Let $T: X \rightarrow X$ be a continuous, linear operator on some Banach space $X$.
We defined the approximate point spectrum $AP\sigma(T)$ as the set
$$
\{ \lambda \in \mathbb{C} : \lambda – T \;\text{is not injective or}\; \text{Im}(\lambda – T) \;\text{is not closed in X} \}.
$$
I want to show equivalence with the definition
$$
\lambda \in AP\sigma(T) :\Leftrightarrow \exists (x_n) \subset X, \Vert x_n \Vert =1 \;\text{with}\; \Vert \lambda x_n – Tx_n\Vert \rightarrow 0.
$$
What I have done: "$\Leftarrow$".
What I need: Show that if $\lambda -T$ is injective and $\text{Im}(\lambda – T)$ is not closed in $X$, then there is a sequence such as above.
Best Answer
Suppose that $\lambda I-T$ is injective and that the range $\mathcal{R}(\lambda I -T)$ is not closed. Then $(\lambda I-T)^{-1}$ cannot be bounded $(*)$. This implies the existence of a sequence of unit vectors $\{ e_n \}\subset \mathcal{R}(\lambda I-T)$ such that $\|(\lambda I-T)^{-1}e_n\|\rightarrow\infty$. Then $$ f_n= \frac{1}{\|(\lambda I-T)^{-1}e_n\|}(\lambda I-T)^{-1}e_n $$ is a sequence of unit vectors such that $$ \Vert(\lambda I-T)f_n\Vert =\frac{1}{\|(\lambda I-T)^{-1}e_n\|} \Vert e_n\Vert \rightarrow 0. $$ Hence $\lambda$ is in the approximate point spectrum of $T$.

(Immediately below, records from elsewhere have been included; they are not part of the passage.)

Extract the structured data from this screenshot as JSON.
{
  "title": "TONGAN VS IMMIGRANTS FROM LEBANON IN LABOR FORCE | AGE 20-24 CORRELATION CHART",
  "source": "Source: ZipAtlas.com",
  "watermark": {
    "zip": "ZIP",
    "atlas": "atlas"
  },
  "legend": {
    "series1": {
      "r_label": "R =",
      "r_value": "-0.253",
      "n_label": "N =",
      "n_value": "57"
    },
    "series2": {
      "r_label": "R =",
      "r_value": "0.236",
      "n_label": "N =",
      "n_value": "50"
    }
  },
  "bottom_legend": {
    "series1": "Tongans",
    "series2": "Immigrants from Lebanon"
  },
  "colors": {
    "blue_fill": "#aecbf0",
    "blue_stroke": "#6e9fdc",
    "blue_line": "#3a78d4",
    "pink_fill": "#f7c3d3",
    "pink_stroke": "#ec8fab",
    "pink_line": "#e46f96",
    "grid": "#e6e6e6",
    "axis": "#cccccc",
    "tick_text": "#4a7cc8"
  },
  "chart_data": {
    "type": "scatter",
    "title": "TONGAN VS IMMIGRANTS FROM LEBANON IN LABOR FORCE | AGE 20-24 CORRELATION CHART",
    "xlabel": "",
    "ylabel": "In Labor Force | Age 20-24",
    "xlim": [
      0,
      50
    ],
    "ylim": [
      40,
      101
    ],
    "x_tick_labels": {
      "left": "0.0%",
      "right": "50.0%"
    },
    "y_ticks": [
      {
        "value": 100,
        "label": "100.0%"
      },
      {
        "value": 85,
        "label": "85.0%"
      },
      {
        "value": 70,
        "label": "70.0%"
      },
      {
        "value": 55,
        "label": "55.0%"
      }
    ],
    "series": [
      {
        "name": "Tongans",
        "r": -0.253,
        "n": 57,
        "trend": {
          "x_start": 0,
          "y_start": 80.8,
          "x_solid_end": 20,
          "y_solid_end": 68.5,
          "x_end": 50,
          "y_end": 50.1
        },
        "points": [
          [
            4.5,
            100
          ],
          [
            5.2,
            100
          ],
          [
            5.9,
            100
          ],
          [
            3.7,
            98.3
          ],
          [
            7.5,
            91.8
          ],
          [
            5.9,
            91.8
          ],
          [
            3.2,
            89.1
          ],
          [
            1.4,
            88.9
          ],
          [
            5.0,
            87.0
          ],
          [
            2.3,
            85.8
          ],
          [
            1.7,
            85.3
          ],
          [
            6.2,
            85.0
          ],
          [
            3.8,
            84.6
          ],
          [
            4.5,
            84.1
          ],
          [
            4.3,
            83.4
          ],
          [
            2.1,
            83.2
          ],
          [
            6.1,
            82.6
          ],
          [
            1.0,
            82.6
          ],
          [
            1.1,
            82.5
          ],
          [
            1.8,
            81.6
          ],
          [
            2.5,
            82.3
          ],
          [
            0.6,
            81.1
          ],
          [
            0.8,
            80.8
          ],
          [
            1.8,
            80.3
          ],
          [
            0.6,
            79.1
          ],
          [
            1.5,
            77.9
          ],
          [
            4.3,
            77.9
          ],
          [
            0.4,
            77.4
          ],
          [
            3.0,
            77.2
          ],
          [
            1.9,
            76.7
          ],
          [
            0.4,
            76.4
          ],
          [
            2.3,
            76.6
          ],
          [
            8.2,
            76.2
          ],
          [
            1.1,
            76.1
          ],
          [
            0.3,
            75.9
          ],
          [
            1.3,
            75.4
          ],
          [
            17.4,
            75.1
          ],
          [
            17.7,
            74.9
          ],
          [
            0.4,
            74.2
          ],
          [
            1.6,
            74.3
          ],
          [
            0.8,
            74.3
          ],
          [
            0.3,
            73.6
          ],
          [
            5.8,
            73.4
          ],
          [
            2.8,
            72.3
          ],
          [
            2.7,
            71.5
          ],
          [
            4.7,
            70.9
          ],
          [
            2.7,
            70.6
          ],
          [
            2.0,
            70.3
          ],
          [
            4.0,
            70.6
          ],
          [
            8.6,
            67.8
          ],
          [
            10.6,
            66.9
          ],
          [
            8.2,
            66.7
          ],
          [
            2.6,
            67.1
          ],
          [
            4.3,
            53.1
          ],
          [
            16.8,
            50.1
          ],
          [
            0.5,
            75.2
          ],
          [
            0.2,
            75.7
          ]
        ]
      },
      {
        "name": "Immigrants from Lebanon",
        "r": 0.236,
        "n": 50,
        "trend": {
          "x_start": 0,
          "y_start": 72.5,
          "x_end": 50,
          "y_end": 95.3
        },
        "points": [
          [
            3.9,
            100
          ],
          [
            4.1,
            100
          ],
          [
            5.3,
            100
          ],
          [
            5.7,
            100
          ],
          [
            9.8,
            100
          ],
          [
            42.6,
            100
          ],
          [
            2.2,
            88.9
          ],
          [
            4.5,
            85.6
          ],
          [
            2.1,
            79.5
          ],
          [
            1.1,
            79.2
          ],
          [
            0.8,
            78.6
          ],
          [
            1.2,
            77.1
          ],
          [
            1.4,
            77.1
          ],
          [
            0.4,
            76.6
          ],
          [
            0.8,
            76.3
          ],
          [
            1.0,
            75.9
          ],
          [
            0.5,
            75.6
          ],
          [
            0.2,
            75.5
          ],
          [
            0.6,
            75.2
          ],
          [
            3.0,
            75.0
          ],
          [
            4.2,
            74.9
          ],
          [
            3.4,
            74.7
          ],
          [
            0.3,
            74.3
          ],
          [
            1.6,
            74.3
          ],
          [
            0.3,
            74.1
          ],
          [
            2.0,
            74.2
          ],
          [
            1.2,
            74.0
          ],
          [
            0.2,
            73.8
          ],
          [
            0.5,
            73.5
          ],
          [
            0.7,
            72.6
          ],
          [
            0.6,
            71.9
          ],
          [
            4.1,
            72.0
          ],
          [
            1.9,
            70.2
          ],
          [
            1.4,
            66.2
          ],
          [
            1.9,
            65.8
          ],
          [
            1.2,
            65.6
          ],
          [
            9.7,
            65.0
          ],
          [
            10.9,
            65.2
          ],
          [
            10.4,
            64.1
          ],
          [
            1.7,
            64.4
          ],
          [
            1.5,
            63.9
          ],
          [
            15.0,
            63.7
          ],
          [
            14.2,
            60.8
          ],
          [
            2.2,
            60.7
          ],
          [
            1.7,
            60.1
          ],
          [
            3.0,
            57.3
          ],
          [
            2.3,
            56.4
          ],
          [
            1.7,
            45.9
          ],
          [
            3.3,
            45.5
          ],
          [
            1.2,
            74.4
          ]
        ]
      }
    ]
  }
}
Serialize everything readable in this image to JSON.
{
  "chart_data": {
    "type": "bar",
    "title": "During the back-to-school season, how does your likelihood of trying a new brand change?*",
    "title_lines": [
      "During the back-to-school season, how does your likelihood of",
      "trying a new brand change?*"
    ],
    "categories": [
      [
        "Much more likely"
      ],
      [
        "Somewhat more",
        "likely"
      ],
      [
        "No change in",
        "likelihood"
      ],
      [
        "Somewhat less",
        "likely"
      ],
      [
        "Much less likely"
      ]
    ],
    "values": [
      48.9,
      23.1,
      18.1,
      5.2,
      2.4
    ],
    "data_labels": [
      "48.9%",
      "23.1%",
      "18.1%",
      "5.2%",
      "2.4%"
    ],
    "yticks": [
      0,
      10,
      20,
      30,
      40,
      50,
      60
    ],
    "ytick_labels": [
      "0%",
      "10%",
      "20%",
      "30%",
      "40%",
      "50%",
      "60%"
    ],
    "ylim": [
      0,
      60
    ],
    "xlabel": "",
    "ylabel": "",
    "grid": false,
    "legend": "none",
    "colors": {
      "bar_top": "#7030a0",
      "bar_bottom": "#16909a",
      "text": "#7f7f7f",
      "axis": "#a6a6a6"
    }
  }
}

$(*)$ Assume that $(\lambda I-T)^{-1}\colon\mathcal{R}(\lambda I-T)\to X$ is bounded. Then, it can be extended to a bounded linear operator acting on the closure of its domain, i.e. $R_{\lambda}\colon\overline{\mathcal{R}(\lambda I-T)}\to X$. Now, by continuity $$ (\lambda I-T)(\lambda I-T)^{-1}x=x ,\;\;\; \forall x\in\mathcal{R}(\lambda I-T) $$ extends to $$ (\lambda I-T)R_{\lambda}x=x,\;\;\; \forall x\in\overline{\mathcal{R}(\lambda I-T)}. $$
This means that $\overline{\mathcal{R}(\lambda I - T)}\subseteq \mathcal{R}(\lambda I - T)$ implying that $\lambda I-T$ has closed range.